Abstract:
Latar Belakang: Methicillin-resistant Staphylococcus aureus (MRSA)
merupakan salah satu penyebab utama infeksi nosokomial yang sulit ditangani
akibat tingginya tingkat resistensi terhadap antibiotik. Kondisi ini mendorong
perlunya pencarian alternatif antibakteri berbasis bahan alam. Biji sirsak (Annona
muricata L.) diketahui mengandung berbagai metabolit sekunder yang berpotensi
sebagai antibakteri. Penelitian ini bertujuan untuk menilai efektivitas ekstrak biji
sirsak dalam menghambat pertumbuhan MRSA secara in vitro.
Metodologi: Penelitian jenis experimental menggunakan metode difusi cakram.
Ekstrak biji sirsak diperoleh melalui maserasi etanol 70%, kemudian diuji pada
konsentrasi 40%, 60%, 80% dan 100% dengan vancomicyn kontrol positif dan
aquadest kontrol negatif. Setiap perlakuan dilakukan dalam empat kali
pengulangan. Pengukuran zona hambat dilakukan menggunakan jangka sorong
setelah inkubasi 24 jam. Hasil Penelitian: Ekstrak biji sirsak menunjukkan bahwa
konsentrasi ekstrak biji sirsak mampu membentuk zona hambat terhadap
pertumbuhan MRSA dengan rata-rata diameter zona hambat berturut-turut sebesar
6,20 mm; 6,56 mm; 7,03 mm; dan 5,92 mm.
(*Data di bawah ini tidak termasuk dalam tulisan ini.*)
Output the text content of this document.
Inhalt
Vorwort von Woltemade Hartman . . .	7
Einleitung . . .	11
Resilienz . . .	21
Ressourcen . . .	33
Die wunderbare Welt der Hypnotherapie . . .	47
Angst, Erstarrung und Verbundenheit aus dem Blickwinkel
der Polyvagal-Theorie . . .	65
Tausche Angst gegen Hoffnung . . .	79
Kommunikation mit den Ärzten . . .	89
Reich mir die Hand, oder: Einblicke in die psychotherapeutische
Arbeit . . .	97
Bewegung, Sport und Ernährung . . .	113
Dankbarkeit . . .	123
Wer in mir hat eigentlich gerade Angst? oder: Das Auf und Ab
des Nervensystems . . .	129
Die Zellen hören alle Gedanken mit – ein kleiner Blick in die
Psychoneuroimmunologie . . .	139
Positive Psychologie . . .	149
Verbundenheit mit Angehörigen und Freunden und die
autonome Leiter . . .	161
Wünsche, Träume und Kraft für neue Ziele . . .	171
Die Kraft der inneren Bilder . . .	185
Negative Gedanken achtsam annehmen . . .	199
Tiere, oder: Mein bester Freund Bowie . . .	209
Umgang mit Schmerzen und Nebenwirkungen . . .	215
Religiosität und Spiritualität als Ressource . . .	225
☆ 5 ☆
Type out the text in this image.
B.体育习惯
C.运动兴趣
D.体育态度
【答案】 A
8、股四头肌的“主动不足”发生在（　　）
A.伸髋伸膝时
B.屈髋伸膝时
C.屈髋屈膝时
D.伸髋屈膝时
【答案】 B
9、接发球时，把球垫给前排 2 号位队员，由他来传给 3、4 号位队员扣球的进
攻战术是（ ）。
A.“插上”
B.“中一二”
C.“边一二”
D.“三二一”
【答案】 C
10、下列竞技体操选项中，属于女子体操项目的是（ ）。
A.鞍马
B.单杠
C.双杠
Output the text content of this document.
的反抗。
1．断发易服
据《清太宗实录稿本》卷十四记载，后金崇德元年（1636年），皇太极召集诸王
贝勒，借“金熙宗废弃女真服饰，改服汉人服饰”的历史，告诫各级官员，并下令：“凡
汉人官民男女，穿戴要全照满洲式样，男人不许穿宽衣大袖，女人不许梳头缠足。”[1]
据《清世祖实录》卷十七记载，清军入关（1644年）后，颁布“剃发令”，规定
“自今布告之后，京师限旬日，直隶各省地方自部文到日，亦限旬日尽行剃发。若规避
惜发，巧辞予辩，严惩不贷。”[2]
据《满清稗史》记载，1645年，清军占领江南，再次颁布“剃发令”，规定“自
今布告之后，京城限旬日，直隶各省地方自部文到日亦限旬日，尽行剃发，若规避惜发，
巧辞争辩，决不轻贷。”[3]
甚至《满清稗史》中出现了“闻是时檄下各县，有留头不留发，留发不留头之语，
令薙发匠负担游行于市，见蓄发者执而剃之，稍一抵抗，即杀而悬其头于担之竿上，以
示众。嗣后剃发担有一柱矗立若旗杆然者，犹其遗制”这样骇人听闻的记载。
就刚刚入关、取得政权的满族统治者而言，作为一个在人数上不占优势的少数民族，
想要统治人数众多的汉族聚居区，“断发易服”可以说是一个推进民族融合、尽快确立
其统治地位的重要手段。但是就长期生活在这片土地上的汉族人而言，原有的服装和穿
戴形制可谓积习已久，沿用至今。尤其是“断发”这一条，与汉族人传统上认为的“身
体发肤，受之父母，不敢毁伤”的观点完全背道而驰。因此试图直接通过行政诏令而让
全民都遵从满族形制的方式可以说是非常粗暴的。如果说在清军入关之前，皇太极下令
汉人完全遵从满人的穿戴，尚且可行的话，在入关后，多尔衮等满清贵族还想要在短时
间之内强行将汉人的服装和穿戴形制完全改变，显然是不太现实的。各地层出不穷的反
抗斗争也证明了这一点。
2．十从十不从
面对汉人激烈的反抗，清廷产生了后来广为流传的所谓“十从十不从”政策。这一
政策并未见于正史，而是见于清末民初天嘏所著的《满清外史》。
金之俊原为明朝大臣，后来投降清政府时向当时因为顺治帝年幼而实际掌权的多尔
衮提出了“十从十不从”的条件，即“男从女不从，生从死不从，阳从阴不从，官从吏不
Namun, secara statistik tidak
ditemukan perbedaan yang signifikan dari berbagai konsentrasi Kesimpulan:
ekstrak biji sirsak memiliki aktivitas antibakteri terhadap MRSA, meskipun
peningkatan konsentrasi tidak menunjukkan hubungan yang signifikan dengan
besarnya daya hambat yang dihasilkan.